Tout le monde peut être en colère. Mais cette émotion ne serait pas reçue de la même façon selon si c’est un homme ou une femme qui l’exprime.

Différentes perceptions de la colère

La colère des femmes serait souvent mal perçue. Elle dérange, même. Une étude rapportée par Psychomedia démontre que les gens en général trouvent acceptable qu’en milieu de travail, un homme se mette en colère. Mais pour une femme, la perception est toute autre. Une femme qui sort de ses gonds ou qui défend avec vigueur sa position ne fait pas autant bonne impression. Une autre facette de ce constat : peu importe le statut social ou la position d’emploi, la colère des femmes les désavantagerait. Pourtant, avec les hommes, les gens auraient plutôt tendance à les «récompenser» en leur proposant un plus gros salaire ou un poste plus prestigieux, par exemple.
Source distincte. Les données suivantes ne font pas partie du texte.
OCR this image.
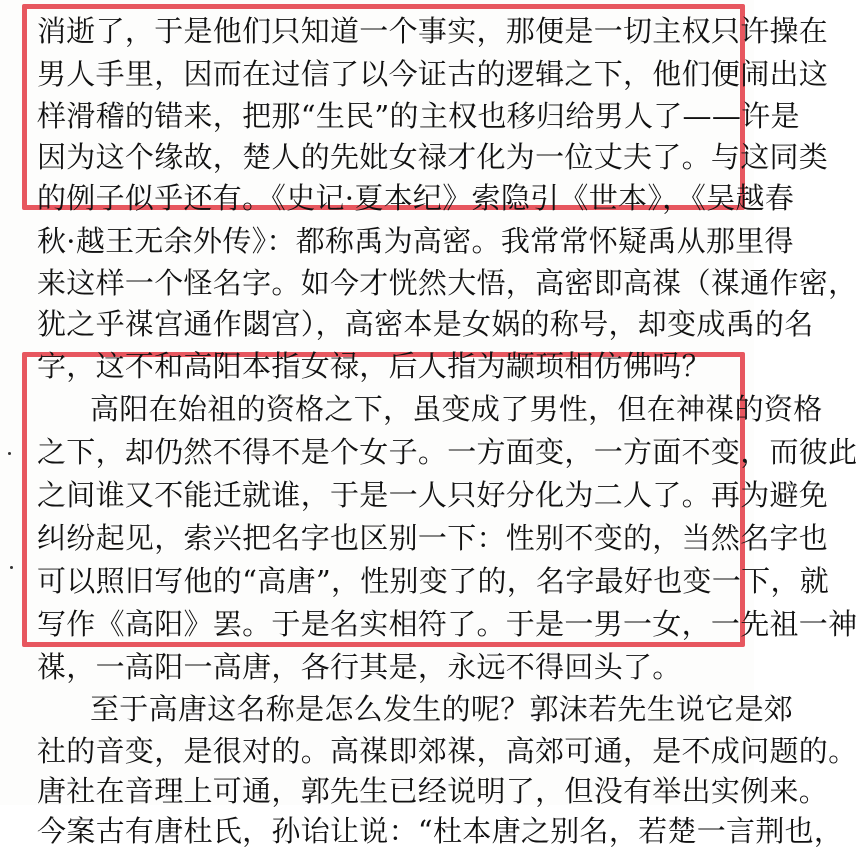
消逝了，于是他们只知道一个事实，那便是一切主权只许操在
男人手里，因而在过信了以今证古的逻辑之下，他们便闹出这
样滑稽的错来，把那“生民”的主权也移归给男人了——许是
因为这个缘故，楚人的先妣女禄才化为一位丈夫了。与这同类
的例子似乎还有。《史记·夏本纪》索隐引《世本》，《吴越春
秋·越王无余外传》：都称禹为高密。我常常怀疑禹从那里得
来这样一个怪名字。如今才恍然大悟，高密即高禖（禖通作密，
犹之乎禖宫通作閟宫），高密本是女娲的称号，却变成禹的名
字，这不和高阳本指女禄，后人指为颛顼相仿佛吗？
高阳在始祖的资格之下，虽变成了男性，但在神禖的资格
之下，却仍然不得不是个女子。一方面变，一方面不变，而彼此
之间谁又不能迁就谁，于是一人只好分化为二人了。再为避免
纠纷起见，索兴把名字也区别一下：性别不变的，当然名字也
可以照旧写他的“高唐”，性别变了的，名字最好也变一下，就
写作《高阳》罢。于是名实相符了。于是一男一女，一先祖一神
禖，一高阳一高唐，各行其是，永远不得回头了。
至于高唐这名称是怎么发生的呢？郭沫若先生说它是郊
社的音变，是很对的。高禖即郊禖，高郊可通，是不成问题的。
唐社在音理上可通，郭先生已经说明了，但没有举出实例来。
今案古有唐杜氏，孙诒让说：“杜本唐之别名，若楚一言荆也，
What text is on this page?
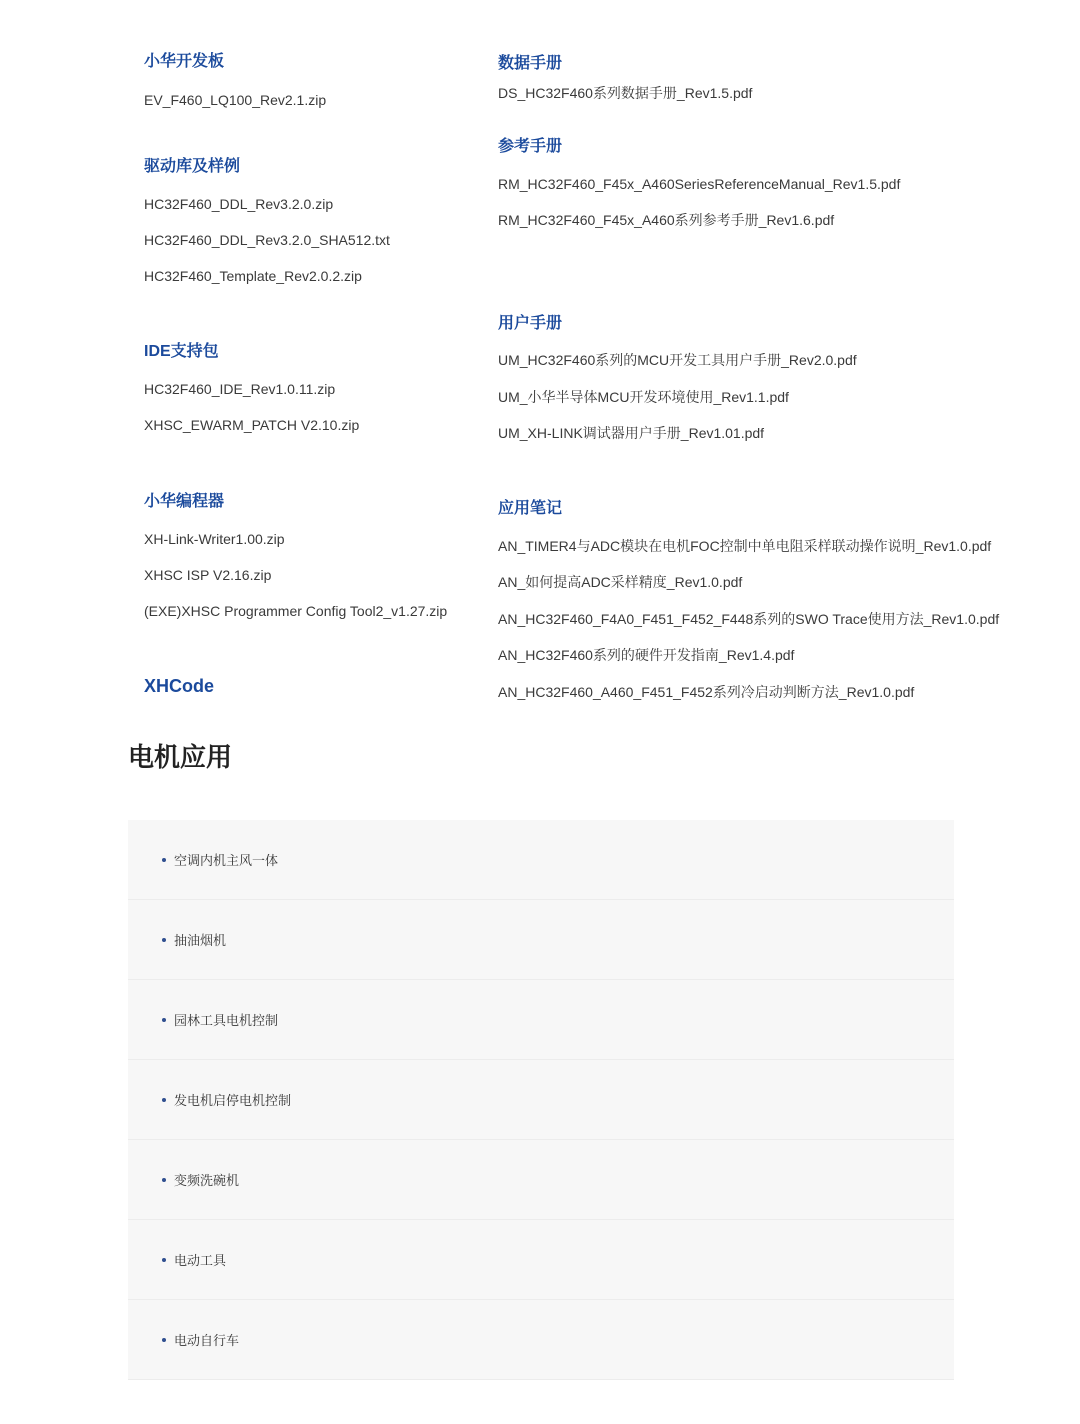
小华开发板
EV_F460_LQ100_Rev2.1.zip
驱动库及样例
HC32F460_DDL_Rev3.2.0.zip
HC32F460_DDL_Rev3.2.0_SHA512.txt
HC32F460_Template_Rev2.0.2.zip
IDE支持包
HC32F460_IDE_Rev1.0.11.zip
XHSC_EWARM_PATCH V2.10.zip
小华编程器
XH-Link-Writer1.00.zip
XHSC ISP V2.16.zip
(EXE)XHSC Programmer Config Tool2_v1.27.zip
XHCode
数据手册
DS_HC32F460系列数据手册_Rev1.5.pdf
参考手册
RM_HC32F460_F45x_A460SeriesReferenceManual_Rev1.5.pdf
RM_HC32F460_F45x_A460系列参考手册_Rev1.6.pdf
用户手册
UM_HC32F460系列的MCU开发工具用户手册_Rev2.0.pdf
UM_小华半导体MCU开发环境使用_Rev1.1.pdf
UM_XH-LINK调试器用户手册_Rev1.01.pdf
应用笔记
AN_TIMER4与ADC模块在电机FOC控制中单电阻采样联动操作说明_Rev1.0.pdf
AN_如何提高ADC采样精度_Rev1.0.pdf
AN_HC32F460_F4A0_F451_F452_F448系列的SWO Trace使用方法_Rev1.0.pdf
AN_HC32F460系列的硬件开发指南_Rev1.4.pdf
AN_HC32F460_A460_F451_F452系列冷启动判断方法_Rev1.0.pdf
电机应用
空调内机主风一体
抽油烟机
园林工具电机控制
发电机启停电机控制
变频洗碗机
电动工具
电动自行车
Cette distorsion de perception devant deux manifestations de la même émotion est troublante. Devant un homme en colère, on verrait quelqu’un qui pose ses limites, qui défend ses opinions et qui est convaincant. Une femme, elle, se fait reprocher de ne pas être en contrôle d’elle ou de ses émotions. Sa colère n’est pas acceptable. Elle pourrait même lui nuire.

Retrouver sa colère

Depuis des décennies, les femmes auraient donc été éduquées à ne pas laisser jaillir leur colère. Elles ont étouffé leur colère pour ne pas qu’elle leur nuise, l’ont refoulée pour préserver les apparences ou pour ne pas créer de conflits et l’ont fait taire par peur de décevoir. Pourtant, la colère est une émotion légitime qui ne devrait pas être utilisée pour juger ou condamner les femmes. Mais dans les faits, une femme qui s’indigne, qui se révolte, qui expulse sa colère ou qui crie reçoit de vives critiques et on lui colle l’étiquette hystérique. Est-ce une des raisons qui pourrait expliquer que la femme, à travers les époques, a moins recours à la colère que les hommes sachant qu’elle en serait blâmée. Le recueil Libérer la colère, dirigé par Geneviève Morand et Natalie-Ann Roy —, aux éditions du remue-ménage, essaie justement de faire la lumière sur ce manque de pratique des femmes en matière de colère et de la libérer en lui créant un espace pour exister.

Les vertus de la colère

La colère n’est pourtant pas toujours l’émotion destructrice qu’on imagine. Elle a de nombreuses vertus positives. Et puis, il est intéressant de savoir comment la vivre pour l’utiliser à notre avantage.

Entre autres, la colère permet

  • de s’exprimer. Tout ce qu’on refoule s’imprime en nous. Personne n’est gagnant.
  • de passer à l’action.
  • de prendre position et affirmer ses convictions.
  • d’apposer nos limites.
  • de se protéger d’un danger.
  • de mieux se comprendre et se connaître.